LinkedIn has been issued with a class-action lawsuit after millions of users’ passwords were stolen and published online.
Specifically, it claims that LinkedIn stored passwords in "unsalted SHA1 hashed format".
"The problem with this practice is two-fold," it says. "First, SHA1 is an outdated hashing function, first published by the National Security Agency in 1995. Secondly, storing users’ passwords in hashed format without first ‘salting’ the password runs foul of conventional data protection methods, and poses significant risks to the integrity [of] users’ sensitive data".
It notes that the site has since adopted an "extra layer of protection" in its password security management, including salted passwords, but says "these actions were too little too late".
Over 6 million passwords stolen from the social network were published online last month. "Because LinkedIn used insufficient methods to secure user data, hackers were able to easily decipher a large number of passwords", the suit claims.

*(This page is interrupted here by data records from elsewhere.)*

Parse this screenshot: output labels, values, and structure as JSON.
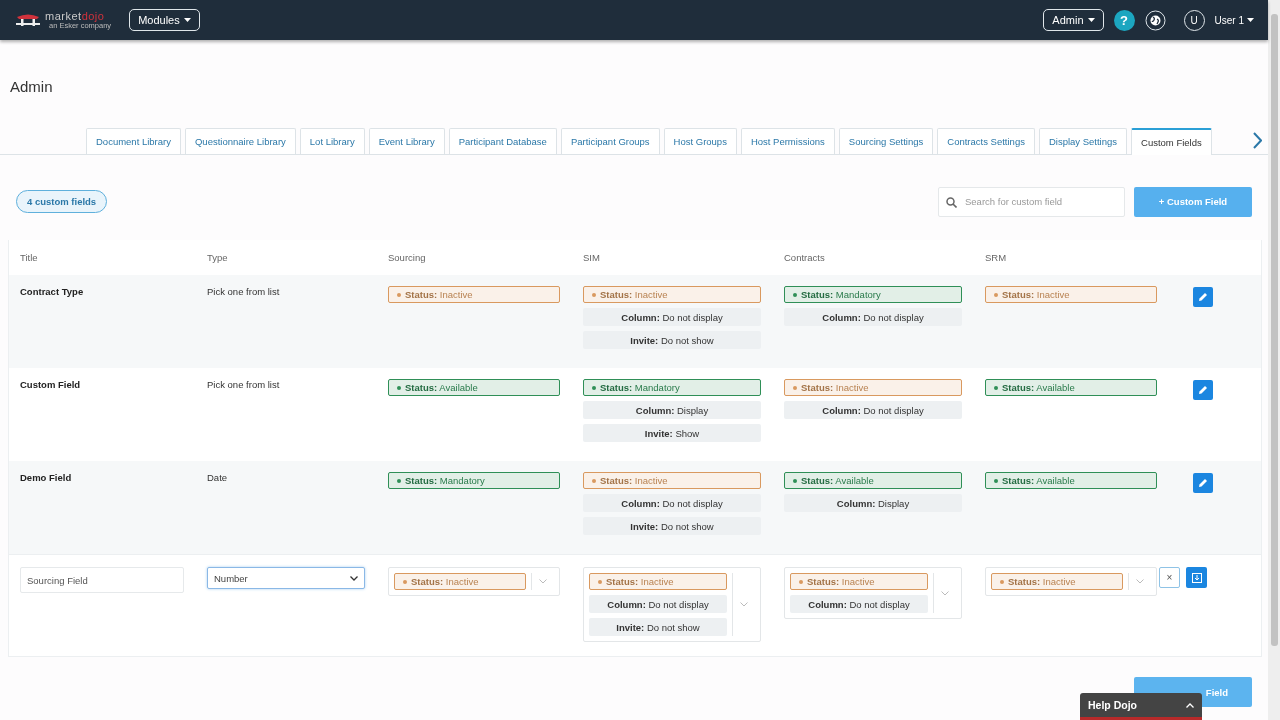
{
  "header": {
    "logo_words": [
      "market",
      "dojo"
    ],
    "logo_tagline": "an Esker company",
    "modules_button": "Modules",
    "admin_button": "Admin",
    "help_button": "?",
    "avatar": "U",
    "user_menu": "User 1"
  },
  "page_title": "Admin",
  "tabs": [
    {
      "label": "Document Library",
      "selected": false
    },
    {
      "label": "Questionnaire Library",
      "selected": false
    },
    {
      "label": "Lot Library",
      "selected": false
    },
    {
      "label": "Event Library",
      "selected": false
    },
    {
      "label": "Participant Database",
      "selected": false
    },
    {
      "label": "Participant Groups",
      "selected": false
    },
    {
      "label": "Host Groups",
      "selected": false
    },
    {
      "label": "Host Permissions",
      "selected": false
    },
    {
      "label": "Sourcing Settings",
      "selected": false
    },
    {
      "label": "Contracts Settings",
      "selected": false
    },
    {
      "label": "Display Settings",
      "selected": false
    },
    {
      "label": "Custom Fields",
      "selected": true
    }
  ],
  "toolbar": {
    "count_badge": "4 custom fields",
    "search": {
      "placeholder": "Search for custom field"
    },
    "add_button": "+ Custom Field"
  },
  "table": {
    "columns": [
      "Title",
      "Type",
      "Sourcing",
      "SIM",
      "Contracts",
      "SRM"
    ],
    "rows": [
      {
        "title": "Contract Type",
        "type": "Pick one from list",
        "cells": [
          [
            {
              "kind": "status",
              "label": "Status:",
              "value": "Inactive",
              "color": "#d9995f"
            }
          ],
          [
            {
              "kind": "status",
              "label": "Status:",
              "value": "Inactive",
              "color": "#d9995f"
            },
            {
              "kind": "setting",
              "label": "Column:",
              "value": "Do not display"
            },
            {
              "kind": "setting",
              "label": "Invite:",
              "value": "Do not show"
            }
          ],
          [
            {
              "kind": "status",
              "label": "Status:",
              "value": "Mandatory",
              "color": "#2f8f57"
            },
            {
              "kind": "setting",
              "label": "Column:",
              "value": "Do not display"
            }
          ],
          [
            {
              "kind": "status",
              "label": "Status:",
              "value": "Inactive",
              "color": "#d9995f"
            }
          ]
        ]
      },
      {
        "title": "Custom Field",
        "type": "Pick one from list",
        "cells": [
          [
            {
              "kind": "status",
              "label": "Status:",
              "value": "Available",
              "color": "#2f8f57"
            }
          ],
          [
            {
              "kind": "status",
              "label": "Status:",
              "value": "Mandatory",
              "color": "#2f8f57"
            },
            {
              "kind": "setting",
              "label": "Column:",
              "value": "Display"
            },
            {
              "kind": "setting",
              "label": "Invite:",
              "value": "Show"
            }
          ],
          [
            {
              "kind": "status",
              "label": "Status:",
              "value": "Inactive",
              "color": "#d9995f"
            },
            {
              "kind": "setting",
              "label": "Column:",
              "value": "Do not display"
            }
          ],
          [
            {
              "kind": "status",
              "label": "Status:",
              "value": "Available",
              "color": "#2f8f57"
            }
          ]
        ]
      },
      {
        "title": "Demo Field",
        "type": "Date",
        "cells": [
          [
            {
              "kind": "status",
              "label": "Status:",
              "value": "Mandatory",
              "color": "#2f8f57"
            }
          ],
          [
            {
              "kind": "status",
              "label": "Status:",
              "value": "Inactive",
              "color": "#d9995f"
            },
            {
              "kind": "setting",
              "label": "Column:",
              "value": "Do not display"
            },
            {
              "kind": "setting",
              "label": "Invite:",
              "value": "Do not show"
            }
          ],
          [
            {
              "kind": "status",
              "label": "Status:",
              "value": "Available",
              "color": "#2f8f57"
            },
            {
              "kind": "setting",
              "label": "Column:",
              "value": "Display"
            }
          ],
          [
            {
              "kind": "status",
              "label": "Status:",
              "value": "Available",
              "color": "#2f8f57"
            }
          ]
        ]
      }
    ],
    "edit_row": {
      "title_value": "Sourcing Field",
      "type_value": "Number",
      "cells": [
        [
          {
            "kind": "status",
            "label": "Status:",
            "value": "Inactive",
            "color": "#d9995f"
          }
        ],
        [
          {
            "kind": "status",
            "label": "Status:",
            "value": "Inactive",
            "color": "#d9995f"
          },
          {
            "kind": "setting",
            "label": "Column:",
            "value": "Do not display"
          },
          {
            "kind": "setting",
            "label": "Invite:",
            "value": "Do not show"
          }
        ],
        [
          {
            "kind": "status",
            "label": "Status:",
            "value": "Inactive",
            "color": "#d9995f"
          },
          {
            "kind": "setting",
            "label": "Column:",
            "value": "Do not display"
          }
        ],
        [
          {
            "kind": "status",
            "label": "Status:",
            "value": "Inactive",
            "color": "#d9995f"
          }
        ]
      ],
      "cancel_button": "×"
    }
  },
  "footer_button": "Field",
  "help_widget": {
    "label": "Help Dojo"
  }
}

It refers to "preliminary reports" that indicate that hackers stole the passwords using SQL injection. "It true, LinkedIn’s failure to adequately protect its website … would demonstrate the company employed a troubling lack of security measures."
Interestingly, the suit claims that the affected LinkedIn users have lost both money and property "in the form of their personal data". It adds that a number of users had paid for a premium service on the grounds that LinkedIn would safeguard their data, and have therefore lost out "economically".
Affected users have also been exposed "to a heightened risk of identity theft, … distress related to their unsecured data, as well as distress related to the security of their own personal accounts being exposed and accessed without authorisation".
The suit calls for LinkedIn to pay members of class-action "an amount to be determined at trial". However, it assumes the total figure to be over $5 million.
LinkedIn has yet to comment on the lawsuit.
Since the LinkedIn breach emerged, passwords from online dating service eHarmony and music website LastFM have also been posted online.